Dalam Islam, masyarakat memiliki peran penting dalam menjaga moral anggota masyarakat. Konsep amar ma’ruf nahi mungkar menjadi kewajiban setiap individu muslim. Masyarakat tidak boleh permisif terhadap kemaksiatan dan penyimpangan moral.
Selain itu, negara Islam (Khilafah) akan memastikan bahwa lingkungan masyarakat bersih dari pengaruh negatif, seperti pornografi, narkoba, dan budaya liberal. Industri hiburan dan media pun diawasi secara ketat agar tidak menyebarkan kerusakan moral.

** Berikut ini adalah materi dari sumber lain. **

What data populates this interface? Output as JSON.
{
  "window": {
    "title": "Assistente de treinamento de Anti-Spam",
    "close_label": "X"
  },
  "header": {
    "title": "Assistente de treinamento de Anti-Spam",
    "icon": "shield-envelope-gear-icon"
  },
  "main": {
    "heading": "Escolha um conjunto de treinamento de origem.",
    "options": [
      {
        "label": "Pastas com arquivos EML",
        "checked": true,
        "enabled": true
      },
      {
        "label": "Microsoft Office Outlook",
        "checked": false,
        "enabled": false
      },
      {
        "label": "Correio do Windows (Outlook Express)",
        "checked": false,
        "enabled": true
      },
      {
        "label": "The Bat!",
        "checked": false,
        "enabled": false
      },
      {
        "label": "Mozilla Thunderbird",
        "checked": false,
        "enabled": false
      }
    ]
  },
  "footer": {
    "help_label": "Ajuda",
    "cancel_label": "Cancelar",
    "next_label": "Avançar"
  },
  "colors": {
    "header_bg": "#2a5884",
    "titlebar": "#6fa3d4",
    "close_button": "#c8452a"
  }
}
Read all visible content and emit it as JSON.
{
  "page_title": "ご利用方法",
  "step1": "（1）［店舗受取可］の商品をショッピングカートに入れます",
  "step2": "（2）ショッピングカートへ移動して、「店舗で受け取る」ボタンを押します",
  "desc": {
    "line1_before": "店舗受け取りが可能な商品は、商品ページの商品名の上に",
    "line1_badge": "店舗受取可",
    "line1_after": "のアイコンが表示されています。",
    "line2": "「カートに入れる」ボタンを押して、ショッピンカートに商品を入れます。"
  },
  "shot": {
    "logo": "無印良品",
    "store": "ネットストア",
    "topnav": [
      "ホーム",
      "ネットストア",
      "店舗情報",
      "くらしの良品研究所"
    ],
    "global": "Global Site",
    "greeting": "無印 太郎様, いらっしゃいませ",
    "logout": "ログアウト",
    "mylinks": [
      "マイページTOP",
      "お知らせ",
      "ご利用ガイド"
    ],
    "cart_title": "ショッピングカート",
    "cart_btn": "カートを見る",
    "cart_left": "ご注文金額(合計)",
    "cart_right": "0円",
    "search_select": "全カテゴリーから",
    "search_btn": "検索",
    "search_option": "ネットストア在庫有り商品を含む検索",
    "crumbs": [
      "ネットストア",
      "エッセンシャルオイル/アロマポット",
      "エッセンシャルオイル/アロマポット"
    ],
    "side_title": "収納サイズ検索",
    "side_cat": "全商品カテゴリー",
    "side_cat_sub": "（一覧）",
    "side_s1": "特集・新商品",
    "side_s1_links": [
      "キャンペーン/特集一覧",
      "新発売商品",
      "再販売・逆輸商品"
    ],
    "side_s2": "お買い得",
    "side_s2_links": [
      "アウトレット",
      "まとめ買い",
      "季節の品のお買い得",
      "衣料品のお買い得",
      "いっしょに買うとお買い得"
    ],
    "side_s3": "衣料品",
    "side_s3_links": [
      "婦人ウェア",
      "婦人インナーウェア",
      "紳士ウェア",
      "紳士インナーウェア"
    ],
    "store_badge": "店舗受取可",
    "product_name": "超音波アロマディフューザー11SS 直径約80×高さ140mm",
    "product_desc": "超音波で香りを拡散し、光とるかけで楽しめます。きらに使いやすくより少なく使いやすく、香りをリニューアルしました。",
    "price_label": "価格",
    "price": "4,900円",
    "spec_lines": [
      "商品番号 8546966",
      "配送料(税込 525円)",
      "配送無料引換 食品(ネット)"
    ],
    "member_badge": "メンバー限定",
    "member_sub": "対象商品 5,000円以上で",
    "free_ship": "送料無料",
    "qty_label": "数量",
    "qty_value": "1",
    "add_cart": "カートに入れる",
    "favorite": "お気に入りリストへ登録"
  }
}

Islam memiliki sistem hukum (uqubat) yang tegas, namun tetap adil dan mendidik. Pelanggaran terhadap hukum syariah akan dikenai sanksi sesuai tingkat kesalahannya. Namun, tujuan sanksi dalam Islam bukan semata-mata menghukum, tetapi mencegah agar kemaksiatan tidak tersebar luas di masyarakat.
Misalnya, dalam kasus peredaran narkoba, pelaku bisa dikenai hukuman berat hingga hukuman mati, jika terbukti menjadi penyebar kerusakan massal. Sanksi semacam ini akan memberi efek jera dan membuat masyarakat lebih aman.
Negara dalam sistem Islam memiliki peran vital dalam menjamin kesejahteraan rakyat dan membina akhlak mereka. Pendidikan, kesehatan, dan kebutuhan dasar lainnya dijamin oleh negara, sehingga orang tua tidak perlu mengorbankan waktu bersama anak hanya demi mencari nafkah.
Negara juga bertanggung jawab menjaga moral masyarakat melalui kurikulum pendidikan, kontrol media, serta penegakan hukum Islam. Dengan sistem ini, generasi muda akan tumbuh dalam lingkungan yang sehat, bersih, dan penuh keteladanan.
Dalam sejarah Islam, generasi muda seperti Ali bin Abi Thalib, Usamah bin Zaid, dan Muhammad Al-Fatih tumbuh dalam lingkungan yang mendidik dan memiliki tokoh panutan. Sistem Islam menciptakan sosok pemimpin yang bertakwa, adil, dan mencintai rakyatnya. Figur-figur ini menjadi inspirasi dan motivasi bagi generasi muda.